MEDNAX announced the acquisition of Millburn, N.J.-based Anesthesia and Pain Management Group, a private physician group practice.


The practice employs 14 full-time anesthesia providers providing ambulatory anesthesia and pain management services for outpatient procedures. It will become part of MEDNAX's American Anesthesiology division.
 
http://www.resolutemd.com/news/

July 8, 2014

Resolute Anesthesia and Pain Solutions, LLC (“Resolute”), a leading provider of anesthesia and interventional pain management services, today announced the acquisitions of Perth Amboy Anesthesiology, P.C., based in Perth Amboy, New Jersey and St. Lucie Anesthesia Associates, LLC, based in Port St. Lucie, Florida. Founded in 1994, Perth Amboy Anesthesiology. P.C. (“PAA”) employs 23 physicians who provide anesthesia services at Raritan Bay Medical Center, with locations in Perth Amboy and Old Bridge, NJ, and six Ambulatory Care Surgery Centers.

Wonder who got screwed in this deal? When is the DOJ going to put a stop to these multi-state deals?
 
And so it continues month by month with AMCs claiming more market share. A new PGY-1 will likely be working for the "man" post Residency.
 
And so it continues month by month with AMCs claiming more market share. A new PGY-1 will likely be working for the "man" post Residency.

Most of us will also be working for "the man". Even those who are currently "the man".
 
There is no law against it, that's why they aren't stepping in. Now whether there should be a law against it is another question.
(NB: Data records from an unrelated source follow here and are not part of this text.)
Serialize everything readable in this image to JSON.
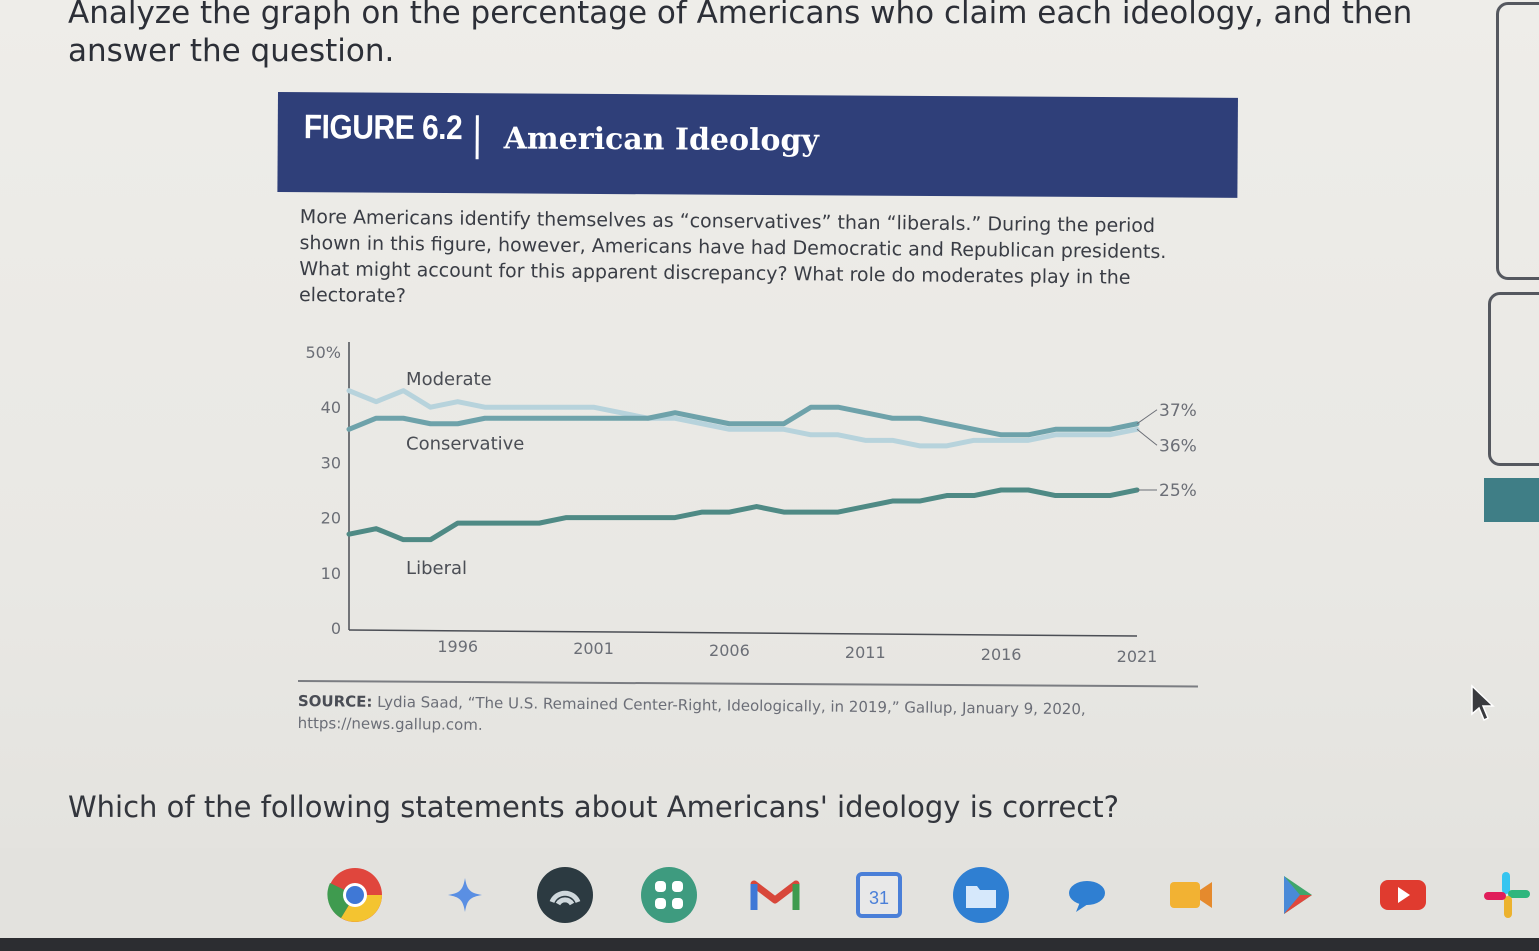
{
  "heading": "Analyze the graph on the percentage of Americans who claim each ideology, and then answer the question.",
  "figure": {
    "number": "FIGURE 6.2",
    "title": "American Ideology",
    "caption": "More Americans identify themselves as “conservatives” than “liberals.” During the period shown in this figure, however, Americans have had Democratic and Republican presidents. What might account for this apparent discrepancy? What role do moderates play in the electorate?"
  },
  "chart_data": {
    "type": "line",
    "ylim": [
      0,
      50
    ],
    "xlim": [
      1992,
      2021
    ],
    "y_ticks": [
      "0",
      "10",
      "20",
      "30",
      "40",
      "50%"
    ],
    "x_ticks": [
      "1996",
      "2001",
      "2006",
      "2011",
      "2016",
      "2021"
    ],
    "x_tick_values": [
      1996,
      2001,
      2006,
      2011,
      2016,
      2021
    ],
    "y_tick_values": [
      0,
      10,
      20,
      30,
      40,
      50
    ],
    "series": [
      {
        "name": "Moderate",
        "color": "#b7d3dc",
        "end_label": "36%",
        "x": [
          1992,
          1993,
          1994,
          1995,
          1996,
          1997,
          1998,
          1999,
          2000,
          2001,
          2002,
          2003,
          2004,
          2005,
          2006,
          2007,
          2008,
          2009,
          2010,
          2011,
          2012,
          2013,
          2014,
          2015,
          2016,
          2017,
          2018,
          2019,
          2020,
          2021
        ],
        "y": [
          43,
          41,
          43,
          40,
          41,
          40,
          40,
          40,
          40,
          40,
          39,
          38,
          38,
          37,
          36,
          36,
          36,
          35,
          35,
          34,
          34,
          33,
          33,
          34,
          34,
          34,
          35,
          35,
          35,
          36
        ]
      },
      {
        "name": "Conservative",
        "color": "#6ea2aa",
        "end_label": "37%",
        "x": [
          1992,
          1993,
          1994,
          1995,
          1996,
          1997,
          1998,
          1999,
          2000,
          2001,
          2002,
          2003,
          2004,
          2005,
          2006,
          2007,
          2008,
          2009,
          2010,
          2011,
          2012,
          2013,
          2014,
          2015,
          2016,
          2017,
          2018,
          2019,
          2020,
          2021
        ],
        "y": [
          36,
          38,
          38,
          37,
          37,
          38,
          38,
          38,
          38,
          38,
          38,
          38,
          39,
          38,
          37,
          37,
          37,
          40,
          40,
          39,
          38,
          38,
          37,
          36,
          35,
          35,
          36,
          36,
          36,
          37
        ]
      },
      {
        "name": "Liberal",
        "color": "#4f8a85",
        "end_label": "25%",
        "x": [
          1992,
          1993,
          1994,
          1995,
          1996,
          1997,
          1998,
          1999,
          2000,
          2001,
          2002,
          2003,
          2004,
          2005,
          2006,
          2007,
          2008,
          2009,
          2010,
          2011,
          2012,
          2013,
          2014,
          2015,
          2016,
          2017,
          2018,
          2019,
          2020,
          2021
        ],
        "y": [
          17,
          18,
          16,
          16,
          19,
          19,
          19,
          19,
          20,
          20,
          20,
          20,
          20,
          21,
          21,
          22,
          21,
          21,
          21,
          22,
          23,
          23,
          24,
          24,
          25,
          25,
          24,
          24,
          24,
          25
        ]
      }
    ]
  },
  "source": {
    "label": "SOURCE:",
    "text": "Lydia Saad, “The U.S. Remained Center-Right, Ideologically, in 2019,” Gallup, January 9, 2020, https://news.gallup.com."
  },
  "question": "Which of the following statements about Americans' ideology is correct?",
  "dock": {
    "icons": [
      "chrome-icon",
      "gemini-icon",
      "podcast-icon",
      "launcher-icon",
      "gmail-icon",
      "calendar-icon",
      "files-icon",
      "chat-icon",
      "video-icon",
      "play-store-icon",
      "youtube-icon",
      "slack-icon"
    ],
    "calendar_day": "31"
  }
}
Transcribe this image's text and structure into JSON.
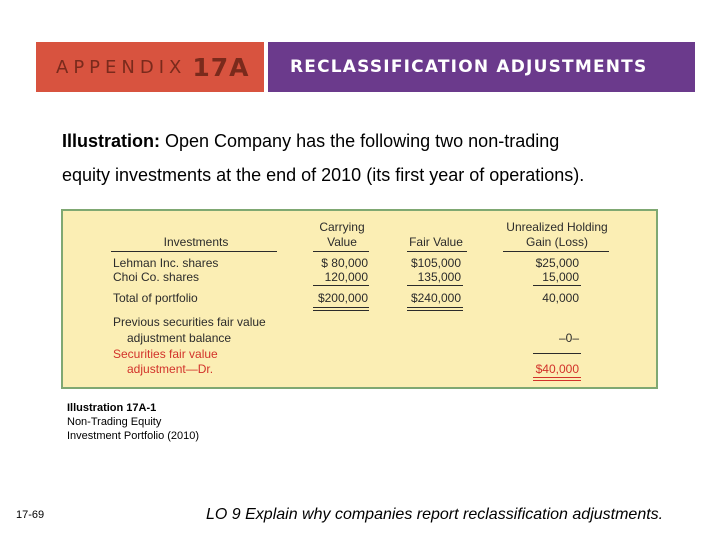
{
  "banner": {
    "appendix_word": "APPENDIX",
    "appendix_number": "17A",
    "title": "RECLASSIFICATION ADJUSTMENTS",
    "colors": {
      "left": "#d8533f",
      "right": "#6b3a8c"
    }
  },
  "intro": {
    "lead": "Illustration:",
    "line1": " Open Company has the following two non-trading",
    "line2": "equity investments at the end of 2010 (its first year of operations)."
  },
  "table": {
    "headers": {
      "investments": "Investments",
      "carrying_1": "Carrying",
      "carrying_2": "Value",
      "fair_value": "Fair Value",
      "gain_1": "Unrealized Holding",
      "gain_2": "Gain (Loss)"
    },
    "rows": [
      {
        "label": "Lehman Inc. shares",
        "carrying": "$  80,000",
        "fair": "$105,000",
        "gain": "$25,000"
      },
      {
        "label": "Choi Co. shares",
        "carrying": "120,000",
        "fair": "135,000",
        "gain": "15,000"
      }
    ],
    "total": {
      "label": "Total of portfolio",
      "carrying": "$200,000",
      "fair": "$240,000",
      "gain": "40,000"
    },
    "previous": {
      "line1": "Previous securities fair value",
      "line2": "adjustment balance",
      "gain": "–0–"
    },
    "adjustment": {
      "line1": "Securities fair value",
      "line2": "adjustment—Dr.",
      "gain": "$40,000"
    },
    "colors": {
      "background": "#fbeeb4",
      "border": "#7fa872",
      "highlight": "#d2322a"
    }
  },
  "caption": {
    "title": "Illustration 17A-1",
    "line1": "Non-Trading Equity",
    "line2": "Investment Portfolio (2010)"
  },
  "footer": {
    "slide_number": "17-69",
    "learning_objective": "LO 9  Explain why companies report reclassification adjustments."
  }
}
Well, we actually do have laws and it depends on whether or not the Sherman anti-trust regulations get revisited in the court system. So far they've held up based on 1984 case law in Louisiana that was not even an intrastate issue but a local issue. That was limited to a small practice where there was not felt to be infringement on ability to compete. Now we have large interstate practices that are forming relative monopolies in some regions. I've talked about this before.